Lofted by hurricanes, bacteria live the high life
With cold temperatures, low humidity and high levels of ultraviolet (UV) radiation, conditions 10 kilometers above Earth’s surface may seem inhospitable. But next time you’re flying, consider this: The air outside your airplane window might be filled with an array of microscopic life that affects everything from weather and climate to the distribution of pathogens around the planet.
In the first detailed study of microbes in Earth’s upper troposphere, a group of scientists has found populations of bacteria that — although they don’t rival the size and diversity of microbial communities in the oceans, soils or air at Earth’s surface — are startling all the same. While participating in several NASA-sponsored research flights intended to study atmospheric conditions related to hurricanes, the scientists collected samples of airborne biomass — most at about 10 kilometers altitude above the Gulf of Mexico and the Caribbean Sea — near two late summer 2010 hurricanes, Earl and Karl.
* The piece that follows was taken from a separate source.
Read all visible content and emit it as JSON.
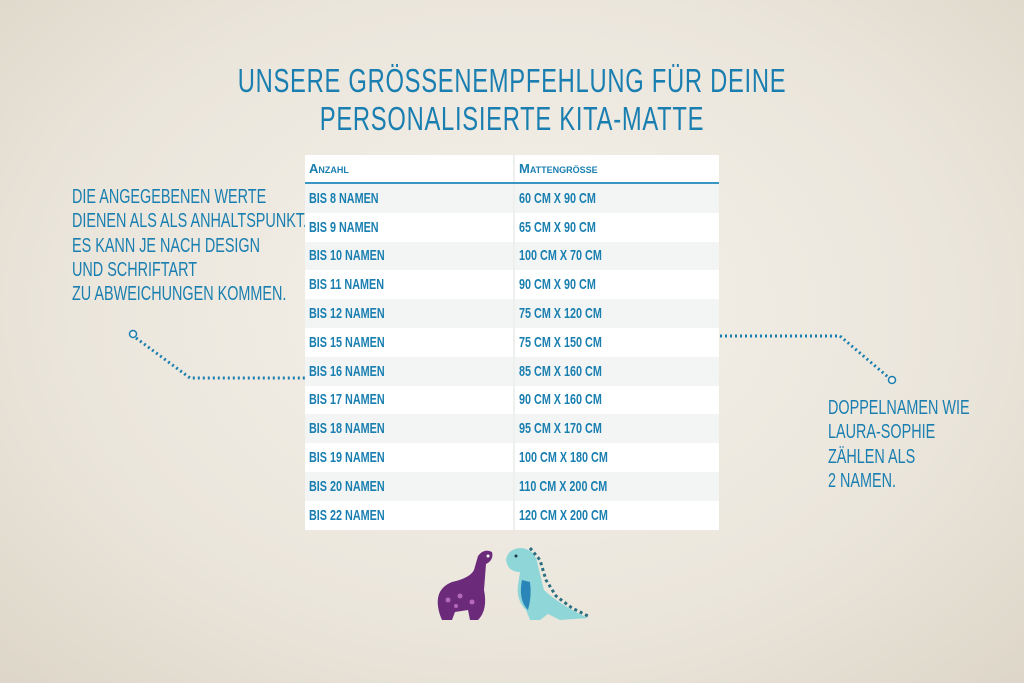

Initially, the team didn’t know what it would find, says Athanasios Nenes, an atmospheric scientist at Georgia Tech and a co-author of the resulting study published in Proceedings of the National Academy of Sciences. Conventional wisdom held that if they found any biological particles at such lofty heights, most would be dead, Nenes says. “But what we ended up finding is that in the vicinity of the hurricanes we saw a lot of microbes. And … most of them were alive. That was something that was really surprising.”
Microscopic analyses revealed that each cubic meter of air contained an average of about 150,000 cells — mostly bacteria with a few fungal cells mixed in. In each sample, between 60 and almost 100 percent of the cells were still alive, suggesting that some of the 314 different bacterial taxa identified through genetic testing are better able to cope at high altitudes than previously thought, the team wrote.
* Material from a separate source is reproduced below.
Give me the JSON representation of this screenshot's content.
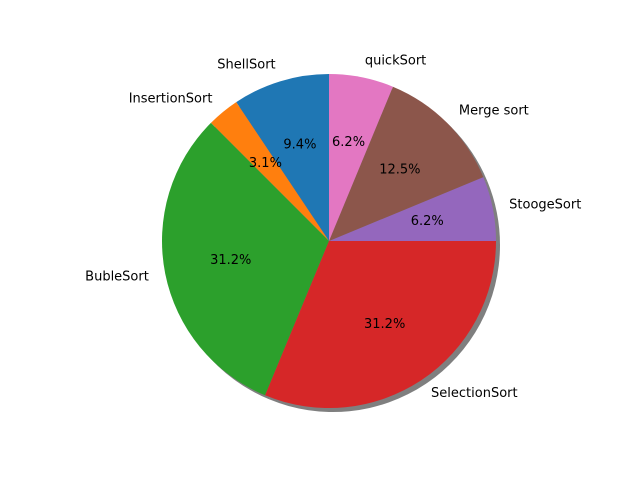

The exact mechanics of how the bacteria are transported to the upper troposphere remain unclear, Nenes says, but the basic idea is that strong winds kick up a lot of bacteria — along with water vapor, dust and other particulates — from Earth’s surface. Large-scale convection during tropical storms and hurricanes can then carry this material from the surface higher up into the atmosphere.
The team found that the bacterial assemblage in each sample tended to reflect the recent history of the air mass from which it was collected. “If the hurricane was predominantly over the oceans … then basically you saw almost exclusively oceanic bacteria, while if the storm had passed through some kind of populated area, we even saw things like E. coli,” which commonly lives in humans and other land animals, Nenes says. This correlation reinforces “that basically what we’re seeing is due to the atmospheric transport during the storm.”
Microbial assemblages were also larger and more diverse in air sampled during and shortly after the passing of the hurricanes. However, a “core” group of 17 taxa was found in every sample, regardless of where or when it was collected, suggesting that these bacteria in particular might “have the right types of genes to allow them to survive … in the harsh conditions at the top of the troposphere,” Nenes says, perhaps for at least a week or two. Given the strong winds at that altitude, a week or two is easily long enough for the bacteria to be blown all around the planet, he says, meaning there are implications for the transportation of species from place to place, and potentially for the dispersion of diseases.
To see such large numbers of cells high in the atmosphere is indeed surprising, says Brent Christner, a microbiologist at Louisiana State University in Baton Rouge who was not involved in the study. Under stress from solar radiation and low humidity, “a microbe that’s airborne is in a race against time,” Christner says. But if it can survive in the atmosphere, he says, “for a microbe, it’s a really efficient way to disperse.”
Some microbes might also act as nuclei on which water vapor can condense to form ice crystals, clouds and perhaps precipitation, Nenes says. At about one micron across, they’re the right size. And similar to dust and other nonliving particles that are known to nucleate ice and cloud formation in the atmosphere, some bacteria have been found to seed ice crystallization very effectively. Given the right bacteria and the right conditions in the atmosphere, “they could affect the cloud properties quite dramatically,” he says, especially in the upper troposphere where, according to his team’s results, bacteria account for an average of 20 percent of the large particulate matter in the airmasses sampled.
If there are live microbes in the upper troposphere, “that’s information that we need to know,” Christner says. “We need to know what players are involved, and work like this is giving us a good idea of [that].” Although the group’s data don’t show how these microbes are affecting cloud chemistry, or which taxa, if any, might act as nuclei, Christner points out, the study is a good starting point.
Note: After initial publication of this study, a letter by researchers raising questions about its methods and conclusions as well as a response by the study's authors to the letter were subsequently published online by PNAS.